25 The Embankment and the "White Virgin"
The King’s Bastion originally faced Nyborg Fjord. From its site the moat water could flow into the fjord, in which case the moat would run dry and could then be forced by an enemy. Moreover, such a situation would also affect the town’s water supply; nor could the mill function without water. To avoid such a predicament, an embankment was raised across the moat. This was a sort of dam made of large stones and bricks. Its top was very narrow and covered with a small gable roof to prevent movement along it. It was, moreover, closed off by a bricked-in tower placed in the middle of the embankment, so that it could not be crossed by foot.
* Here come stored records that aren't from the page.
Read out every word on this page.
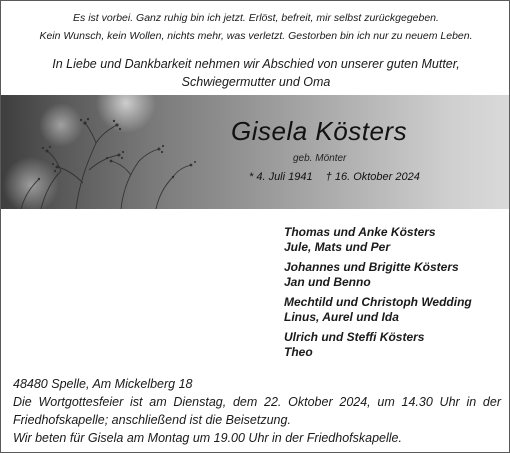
Es ist vorbei. Ganz ruhig bin ich jetzt. Erlöst, befreit, mir selbst zurückgegeben.
Kein Wunsch, kein Wollen, nichts mehr, was verletzt. Gestorben bin ich nur zu neuem Leben.
In Liebe und Dankbarkeit nehmen wir Abschied von unserer guten Mutter,
Schwiegermutter und Oma
Gisela Kösters
geb. Mönter
* 4. Juli 1941 † 16. Oktober 2024
Thomas und Anke Kösters
Jule, Mats und Per
Johannes und Brigitte Kösters
Jan und Benno
Mechtild und Christoph Wedding
Linus, Aurel und Ida
Ulrich und Steffi Kösters
Theo
48480 Spelle, Am Mickelberg 18
Die Wortgottesfeier ist am Dienstag, dem 22. Oktober 2024, um 14.30 Uhr in der Friedhofskapelle; anschließend ist die Beisetzung.
Wir beten für Gisela am Montag um 19.00 Uhr in der Friedhofskapelle.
In Nyborg’s case this structure was called the “White Virgin” – it was whitewashed to facilitate observation of anyone trying to force the embankment. Because of decay and danger of subsidence large amounts of earth were piled onto the inner side of the embankment, and in time these formed a causeway which could be crossed. The “White Virgin” thus ceased to be a hindering, but was fortunately preserved. It stands today on the street called Kongens Bastionsvej, which is situated over the above-mentioned causeway.
The “White Virgin” is the only extant tower of its kind in Denmark. A curious legend is attached to the “White Virgin”. The name refers to Rigborg Brockenhuus, who bore an “illicit” child, and to punish her her father, the Lord-Lieutenant of Nyborg Castle, had her “walled in”. Local folklore places her tomb in the “White Virgin”!
It is key to understanding the appearance and layout of Nyborg. As far back as the Middle Ages, water was dammed here so that it could be channelled around the castle and the town. The medieval dam is under the water, a little way inside the moat, which is the remains of the old castle lake.